Me: When is Michelle coming?
Mama: 9:30.
Me: It’s almost 10 now.
Mama: I thought Dan was coming at 9:30. But he just called and I think he said he wouldn’t be here until 10:30.
Me: Dan is coming at 10:30. [According to the board on the refrigerator! Which was copied from your calendar.]
Mama: Maybe Michelle is coming at 10:30.
10:00 am. Michelle arrives, right on schedule.

It would be so much easier on all of us if she would turn over control of scheduling her helpers. She forgets when they are coming, gets addled when they change the schedule, forgets that she has changed the schedule or that they told her they needed to, overlaps them then complains each time that she can’t have them there at the same time and declares those days “confusing” when they finally end. Last month she and Michelle―without my knowledge or input―decided Michelle would come four days a week rather than five, and chose my one day away for her to be off. (With my encouragement they changed it to a different day. I am now cooking us breakfast and taking her on an outing every Thursday, and each week she says “I didn’t know about that tradition.”)

I want to be able to let her how-to instructions roll off of me (how have I managed for 40 years not to poison anyone by cutting raw chicken on the same cutting board I cut vegetables on―which I was not doing, but just in case―without her guiding voice over my shoulder?). I want to be able to let roll off her criticism of the plumber I called (the right one, but she hadn’t told me who to call so how did I know) because they have moved across [this very small] town and they charge mileage. I try to let go of her questioning of my ability to write checks for six bills in spite of the fact that I kept the financial records for a large church for 11 years. In my 10 months here, I have improved the roll off, but have definitely not mastered the art.

It is stupid to argue with a person who has dementia. Is it hurtful and patronizing and harmful to their self-esteem. It takes a big person to take the abuse of no-confidence, and a healthy one not to absorb it. I have to assume that, even when I manage not to say anything, she can read my body language. It may be true that when I turn my irritation into a joke, it’s not funny to her. She knows to look for cues.

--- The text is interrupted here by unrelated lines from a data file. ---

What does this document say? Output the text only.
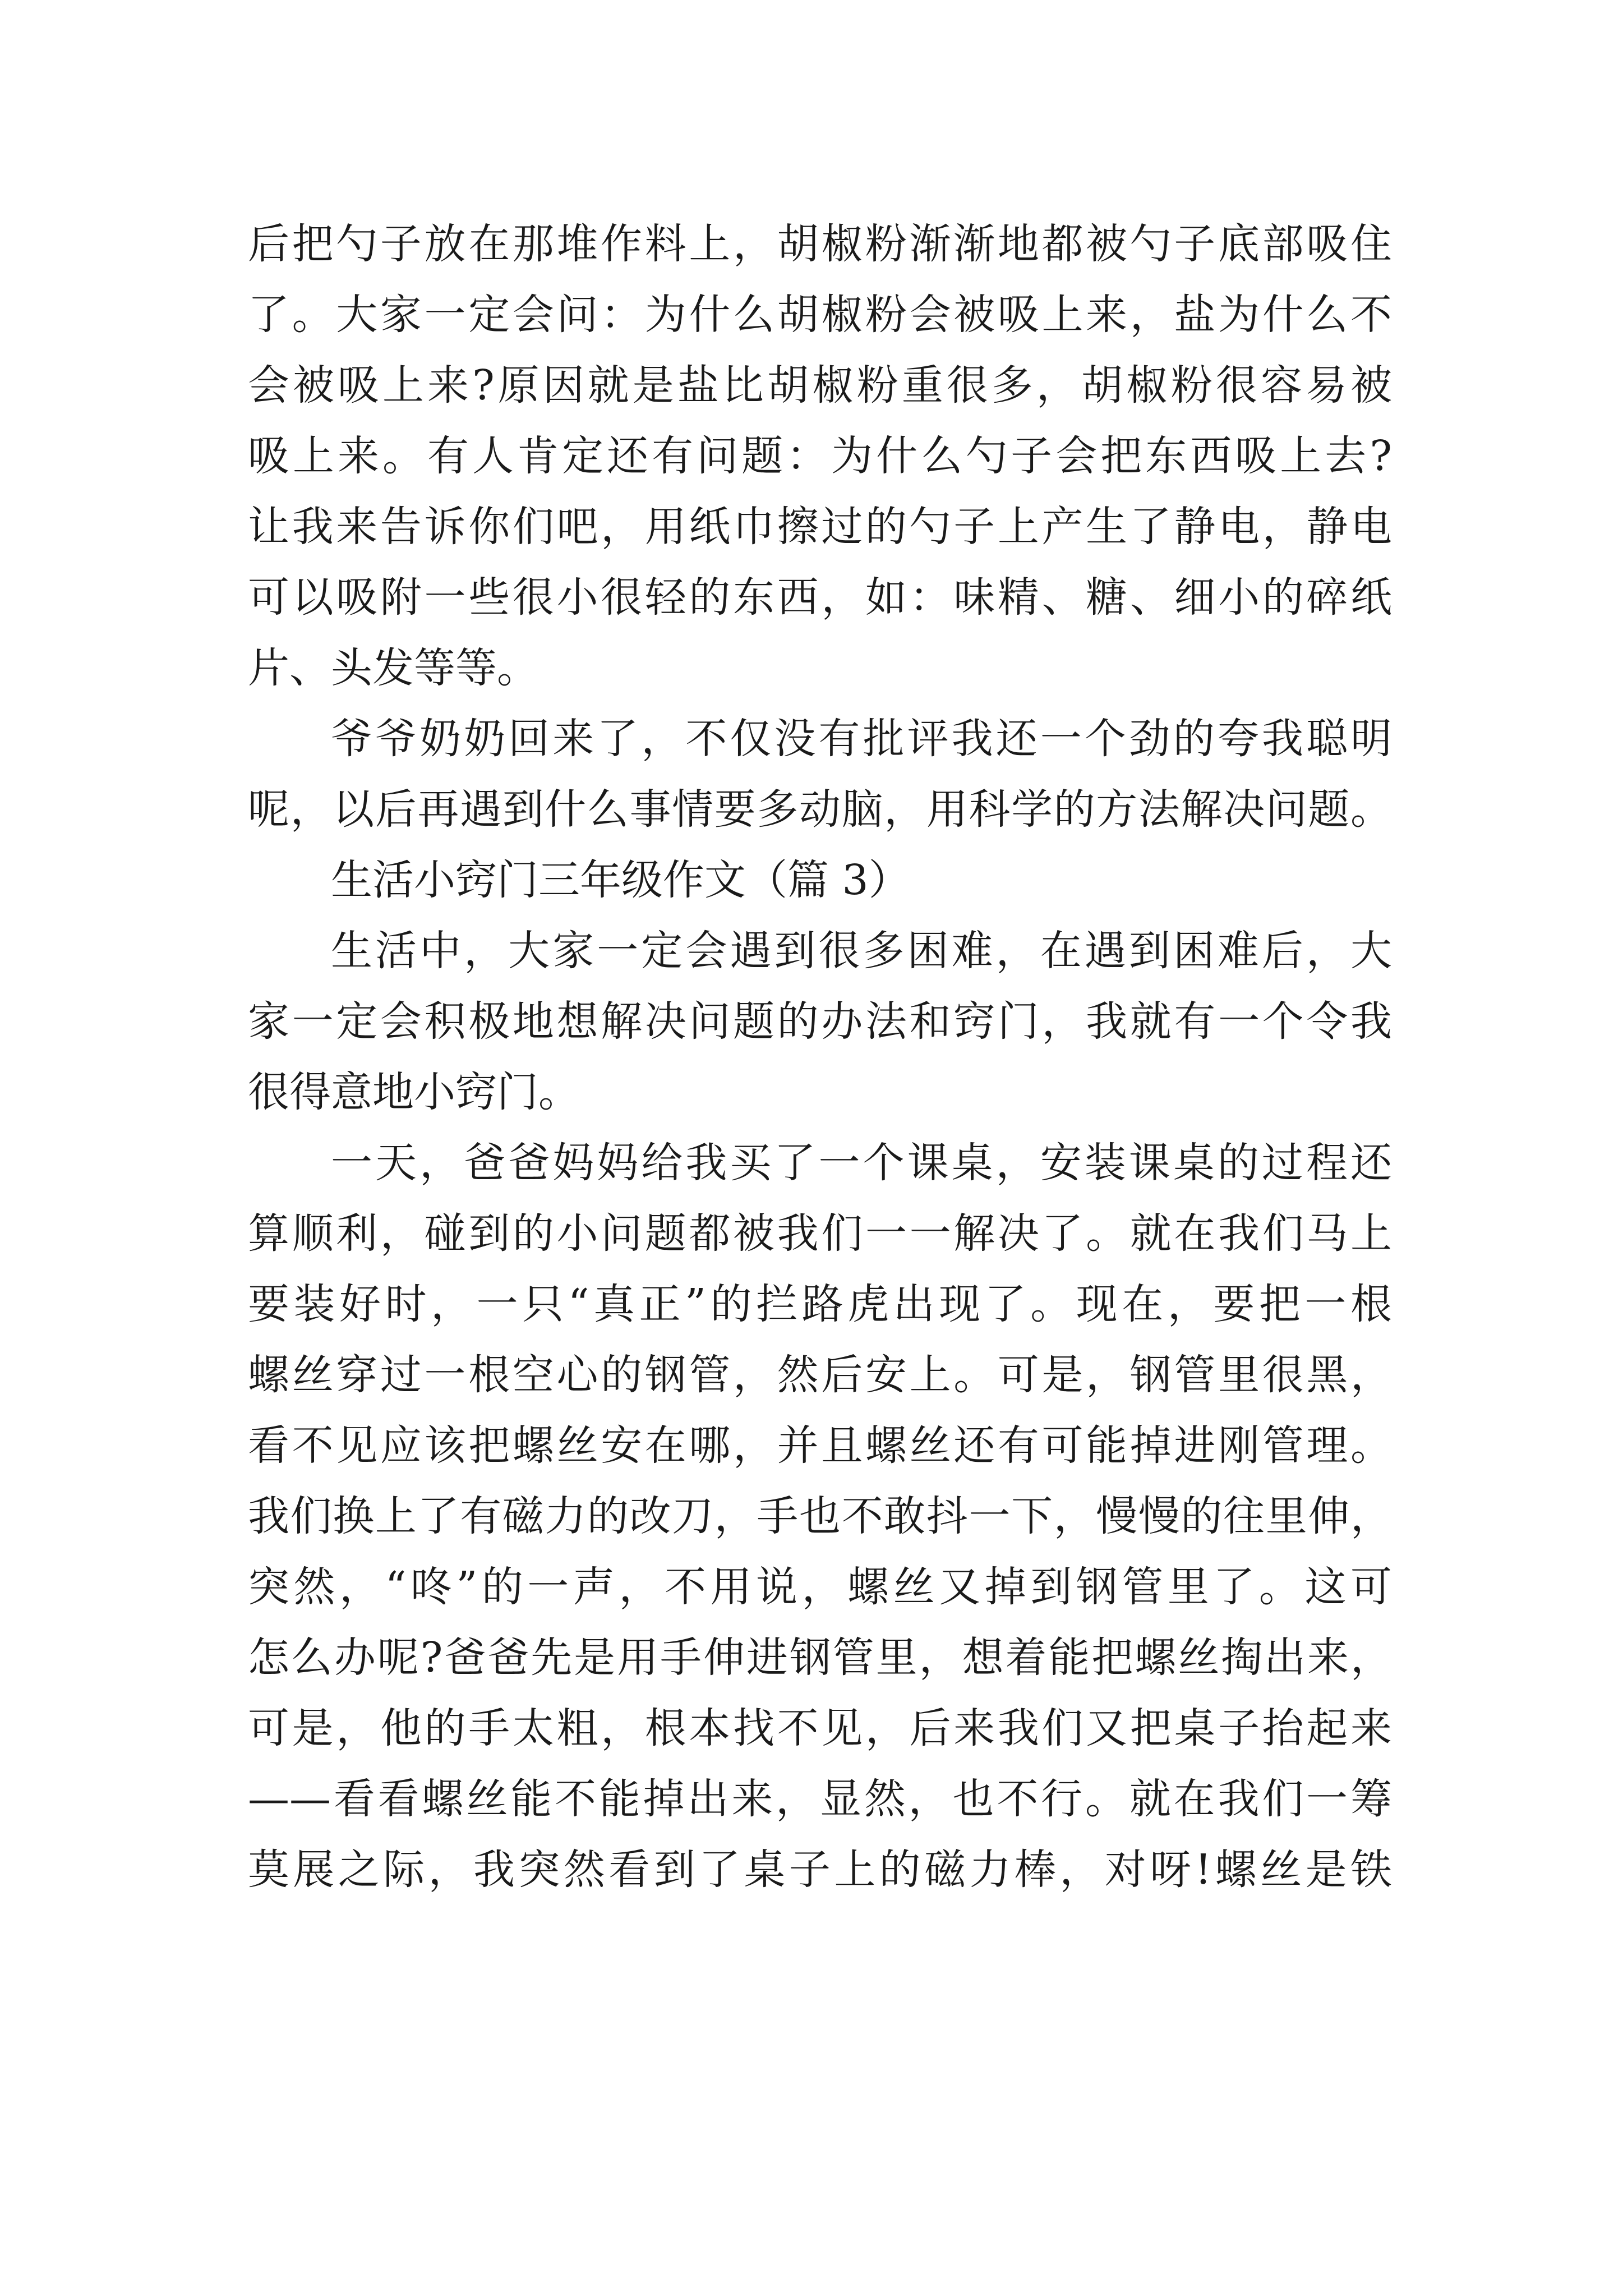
后把勺子放在那堆作料上，胡椒粉渐渐地都被勺子底部吸住
了。大家一定会问：为什么胡椒粉会被吸上来，盐为什么不
会被吸上来?原因就是盐比胡椒粉重很多，胡椒粉很容易被
吸上来。有人肯定还有问题：为什么勺子会把东西吸上去?
让我来告诉你们吧，用纸巾擦过的勺子上产生了静电，静电
可以吸附一些很小很轻的东西，如：味精、糖、细小的碎纸
片、头发等等。
爷爷奶奶回来了，不仅没有批评我还一个劲的夸我聪明
呢，以后再遇到什么事情要多动脑，用科学的方法解决问题。
生活小窍门三年级作文（篇 3）
生活中，大家一定会遇到很多困难，在遇到困难后，大
家一定会积极地想解决问题的办法和窍门，我就有一个令我
很得意地小窍门。
一天，爸爸妈妈给我买了一个课桌，安装课桌的过程还
算顺利，碰到的小问题都被我们一一解决了。就在我们马上
要装好时，一只“真正”的拦路虎出现了。现在，要把一根
螺丝穿过一根空心的钢管，然后安上。可是，钢管里很黑，
看不见应该把螺丝安在哪，并且螺丝还有可能掉进刚管理。
我们换上了有磁力的改刀，手也不敢抖一下，慢慢的往里伸，
突然，“咚”的一声，不用说，螺丝又掉到钢管里了。这可
怎么办呢?爸爸先是用手伸进钢管里，想着能把螺丝掏出来，
可是，他的手太粗，根本找不见，后来我们又把桌子抬起来
——看看螺丝能不能掉出来，显然，也不行。就在我们一筹
莫展之际，我突然看到了桌子上的磁力棒，对呀!螺丝是铁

I know I can’t fix her; I have to go to her, she can’t come to me. Her world makes sense to her. Her world, in some way, validates her. However inefficient, she is the CEO of her household. To imply I know how to do the task I have plenty of experience doing, or could do it better than she has been doing it for 75 years, is belittling to her just as her instructions are to me.

So how to cope?
1. Center: focus on breathing, count to ten, go to an alpine meadow in your mind (and in reality whenever possible).
2. Take a minute and move: don’t you suddenly need to use the toilet or feed the cat?
3. Try to figure out what is behind the statement. “Getting sick from food poisoning is frightening to you, isn’t it? It is to me, too. I will be careful.”
4. Disasterize or use polarity: “Are you afraid we’ll be late to your appointment? What would be the worst thing that would happen if we were late?” Get to the story behind the anxiety. Then perhaps the fear can be dispelled.
5. And be sure to find someone to talk to; or write a blog.

Mama’s dementia is not about me. It’s not about her, either. She is not her dementia. I would hold her hand if she had cancer; her heart if it were hurting. I can hold her brain, too. I will not lose my mind. Not today anyway.

8 thoughts on “The Giraffe in the Backyard: Arguing with Dementia”

  1. I’ve suggested this blog to a friend who is moving her elderly mother into her house in July. I think you will offer her a lot of insight on how to cope!!


  2. Gretchen, another one of your stand-out pieces as far as I am concerned. You are my hero. I find myself reflecting on how these learnings apply to us being in relationship with the people in our lives who refuse to be the perfect people or companion we want them to be no matter how old they are or whether they have dementia or not!